The minor league data will have to have some human involvement here making sure the data being looked at makes sense. If we are looking at runs allowed, we would not want to look at total strikeouts because those in the minor longer would have more. Instead the data will need to be in a rate stat like strikeouts per nine innings. For example, major league ERA is the stat that is considered to be important, and when the regression was run, it was shown that high K/9 and low HR/9 and BB/9 are the minor league stats that most closely lead to major league success.
With the regression run for all the players, we would know how much error and variance is involved in the final data.
What impact would going to a 4-man rotation have on a Club's bullpen?
If a team would go to a four man rotation, several different pieces of data would need to be collected. The first piece of data I would collect is from the team/coaches on how many pitches the starters would be allowed to throw.
Most of the data on 4 man rotations is from at least 20 years ago when starters went more innings than they currently do. I could look back at these patterns and see what worked then or didn't, but if the team has no plans to have each of their starting pitchers go 130 pitches, the data would be useless. Also, I would need to know how long the relievers would be allowed to pitch on any night and how many days in a row they would be allowed to pitch. Finally, I would need to know when the coaches want to use the relievers, such as the closer will only only be used in a save situation in the ninth innings or someone else will only be used for long relief when needed.
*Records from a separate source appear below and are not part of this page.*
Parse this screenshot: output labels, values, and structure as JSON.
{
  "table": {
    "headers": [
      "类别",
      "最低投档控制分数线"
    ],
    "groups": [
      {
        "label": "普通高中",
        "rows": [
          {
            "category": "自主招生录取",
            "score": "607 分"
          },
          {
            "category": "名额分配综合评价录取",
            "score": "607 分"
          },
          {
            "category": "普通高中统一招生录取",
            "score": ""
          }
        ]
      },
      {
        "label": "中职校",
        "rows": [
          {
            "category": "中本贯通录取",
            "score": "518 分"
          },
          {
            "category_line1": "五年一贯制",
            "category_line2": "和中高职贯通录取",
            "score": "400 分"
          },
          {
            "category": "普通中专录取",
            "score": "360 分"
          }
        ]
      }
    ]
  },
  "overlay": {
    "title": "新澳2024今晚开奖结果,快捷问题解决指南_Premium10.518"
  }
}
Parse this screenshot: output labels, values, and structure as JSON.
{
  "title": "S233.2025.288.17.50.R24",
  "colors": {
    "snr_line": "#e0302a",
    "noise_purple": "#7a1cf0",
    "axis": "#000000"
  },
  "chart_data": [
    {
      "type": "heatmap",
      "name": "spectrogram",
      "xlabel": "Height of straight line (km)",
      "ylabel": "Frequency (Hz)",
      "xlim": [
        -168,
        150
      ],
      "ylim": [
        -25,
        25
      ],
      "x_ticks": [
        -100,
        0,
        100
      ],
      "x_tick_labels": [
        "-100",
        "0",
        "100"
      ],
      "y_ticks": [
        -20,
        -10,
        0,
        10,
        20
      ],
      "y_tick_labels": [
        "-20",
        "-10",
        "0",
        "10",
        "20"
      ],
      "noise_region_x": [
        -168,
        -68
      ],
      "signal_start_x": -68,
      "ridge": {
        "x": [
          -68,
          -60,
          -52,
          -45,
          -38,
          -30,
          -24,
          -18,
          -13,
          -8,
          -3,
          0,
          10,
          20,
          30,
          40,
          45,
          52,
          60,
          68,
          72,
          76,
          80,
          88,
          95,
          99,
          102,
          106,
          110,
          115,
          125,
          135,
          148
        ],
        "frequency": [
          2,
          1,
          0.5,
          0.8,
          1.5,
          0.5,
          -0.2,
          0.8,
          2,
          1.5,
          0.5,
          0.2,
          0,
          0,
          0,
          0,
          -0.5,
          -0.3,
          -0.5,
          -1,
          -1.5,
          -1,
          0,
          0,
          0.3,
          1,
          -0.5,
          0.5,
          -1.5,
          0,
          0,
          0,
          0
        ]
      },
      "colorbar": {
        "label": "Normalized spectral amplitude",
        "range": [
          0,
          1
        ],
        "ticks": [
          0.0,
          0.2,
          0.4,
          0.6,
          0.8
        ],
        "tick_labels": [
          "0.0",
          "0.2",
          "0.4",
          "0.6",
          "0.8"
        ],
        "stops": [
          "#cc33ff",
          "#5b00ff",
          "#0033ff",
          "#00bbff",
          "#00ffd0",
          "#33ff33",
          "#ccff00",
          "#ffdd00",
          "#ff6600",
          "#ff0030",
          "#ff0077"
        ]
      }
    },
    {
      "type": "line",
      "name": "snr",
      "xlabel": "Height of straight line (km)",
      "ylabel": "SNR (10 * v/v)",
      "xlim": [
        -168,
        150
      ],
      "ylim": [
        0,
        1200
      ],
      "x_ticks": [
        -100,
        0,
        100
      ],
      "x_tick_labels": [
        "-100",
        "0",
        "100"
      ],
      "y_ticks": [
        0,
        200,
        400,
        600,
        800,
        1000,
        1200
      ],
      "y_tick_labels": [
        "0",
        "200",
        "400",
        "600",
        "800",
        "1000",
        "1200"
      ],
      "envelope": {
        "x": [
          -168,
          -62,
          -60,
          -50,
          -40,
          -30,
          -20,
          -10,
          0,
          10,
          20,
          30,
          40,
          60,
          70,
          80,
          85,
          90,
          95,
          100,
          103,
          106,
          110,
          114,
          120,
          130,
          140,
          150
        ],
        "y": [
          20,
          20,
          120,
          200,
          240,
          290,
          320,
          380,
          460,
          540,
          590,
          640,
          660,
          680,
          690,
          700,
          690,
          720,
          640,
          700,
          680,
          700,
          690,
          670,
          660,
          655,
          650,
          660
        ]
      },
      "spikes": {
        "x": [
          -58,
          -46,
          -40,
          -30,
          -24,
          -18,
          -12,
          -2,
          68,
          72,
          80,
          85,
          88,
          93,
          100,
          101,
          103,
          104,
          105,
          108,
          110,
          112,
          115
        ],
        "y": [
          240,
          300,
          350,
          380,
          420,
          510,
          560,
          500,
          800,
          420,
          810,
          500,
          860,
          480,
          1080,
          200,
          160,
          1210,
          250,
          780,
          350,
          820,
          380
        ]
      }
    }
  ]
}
Once the team's limitations are known, I would take the 4 known starters and all the possible starters that could be used when one of the four initial starters gets hurt or their performance is sub par. Using data from mlb.com (.xml data) imported into an .SQL database, I would find how many innings the starter can go knowing the limited pitch count. If the pitcher was allowed to throw more pitches previously with a 5 man rotation, I would then limit them to the inning when the pitch count was reached. The distance the starter goes, on average, can easily be determined along with the frequency of the distance the starter could go in any game depending on how much they have pitched in previous games.
Next a bullpen usage grid would need to be created for all possible relievers. For example the closer can throw 1 inning two nights in a row, as long as he didn't throw 2 innings the previous day. This could get a little complex, but would be needed fully completed to determined the feasibility of the 4 man rotation.
The process can now be automated by writing a program that would take the starters and the available bullpen and see if the bullpen would be used knowing how usage of the starters and relievers. For example, for the first game the starting pitchers goes 6 innings and three relievers would be needed for inning each to finish the game.
The program at this point could be as simple or complex as need. It would run with just the set number of pitchers or actually calculate in possible injuries. The game's score would added in depending on how far the starting pitcher could go in the game. It would then run several thousand times to look for all possible situations that the bullpen is inadequate.
One possible problem detected would be when the bullpen would not be able to keep up and their usage exceeds that available. The teams currently bullpen only has 1 long reliever, but do to the tendencies of the starting pitchers, there may be case where a 2nd long reliever is needed before the first is fully rested.
Another aspect that could be detected is the the usages of each reliever. If the team is carrying 3 long relievers, but only two are needed, the program would show which are getting under or over utilized.